Outros especialistas querem ignorar a AP completamente e, em vez disso, criar um arranjo governamental diferente para Gaza. Mas não há alternativa realista e confiável à AP. A ideia de que governar em Gaza pode ser administrado transitoriamente por alguma administração multinacional, apoiada por uma força militar externa, antes que o território seja entregue a uma nova administração palestina local é, na melhor das hipóteses, ingênua e, na pior, perigosa. É difícil imaginar que qualquer país estaria disposto a enviar suas tropas para Gaza sem um convite formal de uma política palestina unida que inclua o Hamas, ou que pelo menos tenha a aquiescência do Hamas. Mesmo que um estado estivesse disposto a aceitar tal convite, manter Gaza politicamente separada da Cisjordânia — algo que pode muito bem acabar não sendo tão transitório — degradaria ainda mais o caminho para a condição de estado palestino.
SOLUÇÃO ALTERNATIVA
Muitos formuladores de políticas falaram sobre a necessidade de ressuscitar o processo de paz, com vistas a entregar um estado palestino independente no território ocupado por Israel em 1967. Autoridades também falaram repetidamente sobre a necessidade de que esse esforço seja confiável. Líderes árabes, em particular, usaram a frase "caminho irreversível e irrevogável para a condição de estado" para sugerir que esses esforços devem ser sérios. Mas para que os palestinos obtenham um estado, o mundo terá que encarar o fato de que seus esforços serão rejeitados pelo governo israelense, que se opõe a um estado palestino de qualquer tipo. Alguns de seus principais oficiais estão até mesmo decididos a destruir o pouco que resta da Autoridade Palestina.

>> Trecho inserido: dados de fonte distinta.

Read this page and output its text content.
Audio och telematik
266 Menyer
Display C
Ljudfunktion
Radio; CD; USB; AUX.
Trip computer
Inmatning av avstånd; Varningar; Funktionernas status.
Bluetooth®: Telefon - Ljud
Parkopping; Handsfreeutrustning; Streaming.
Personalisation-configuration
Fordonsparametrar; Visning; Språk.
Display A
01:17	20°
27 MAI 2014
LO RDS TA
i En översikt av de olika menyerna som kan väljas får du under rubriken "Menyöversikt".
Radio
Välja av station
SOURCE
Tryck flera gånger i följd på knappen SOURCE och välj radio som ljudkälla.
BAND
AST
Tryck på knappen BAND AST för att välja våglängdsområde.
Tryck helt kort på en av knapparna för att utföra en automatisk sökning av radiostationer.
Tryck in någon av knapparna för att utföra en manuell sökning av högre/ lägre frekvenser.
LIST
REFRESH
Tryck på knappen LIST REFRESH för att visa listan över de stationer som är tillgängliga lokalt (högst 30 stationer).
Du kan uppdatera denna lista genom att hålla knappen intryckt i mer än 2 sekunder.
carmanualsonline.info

A postura linha-dura de Israel não significa que o mundo em geral deva evitar girar em direção à questão da condição de estado palestino assim que o cessar-fogo for garantido. Não deveria. Mas fazer isso provavelmente exigirá trabalhar em torno de Israel e encontrar uma alternativa à abordagem incorporada no paradigma de Oslo — uma que esteja ancorada em garantir um reconhecimento internacional, consagrado em uma resolução do Conselho de Segurança, dos direitos nacionais do povo palestino. Isso inclui o direito a um estado soberano em todo o território palestino que Israel ocupou em 1967.
Mas nada disso será possível sem primeiro unificar a Palestina. De fato, a chave para abordar todas essas verdades inconvenientes está na reunificação de Gaza com a Cisjordânia sob a AP. Portanto, é encorajador que a resolução do Conselho de Segurança tenha enfatizado a necessidade dessa reunificação. Mas é essencial que todos os envolvidos saibam que a AP não será capaz de governar ambos os territórios a menos que a política palestina se unifique primeiro. A OLP deve ser mais inclusiva e a AP tem que governar por meio de um governo totalmente empoderado, de acordo com as disposições de sua própria Lei Básica e apoiada por um amplo consenso nacional. Não fazer isso provavelmente levará Gaza — há muito apelidada de "a maior prisão a céu aberto do mundo" — a passar décadas como o maior acampamento do mundo. Este deveria ser um resultado totalmente inaceitável para todos.
Salam Fayyad é Visiting Senior Scholar and Lecturer e Daniella Lipper Coules '95 Distinguished Visitor Visiting em Relações Exteriores na Universidade de Princeton. De 2007 a 2013, ele serviu como Primeiro-Ministro da Autoridade Palestina.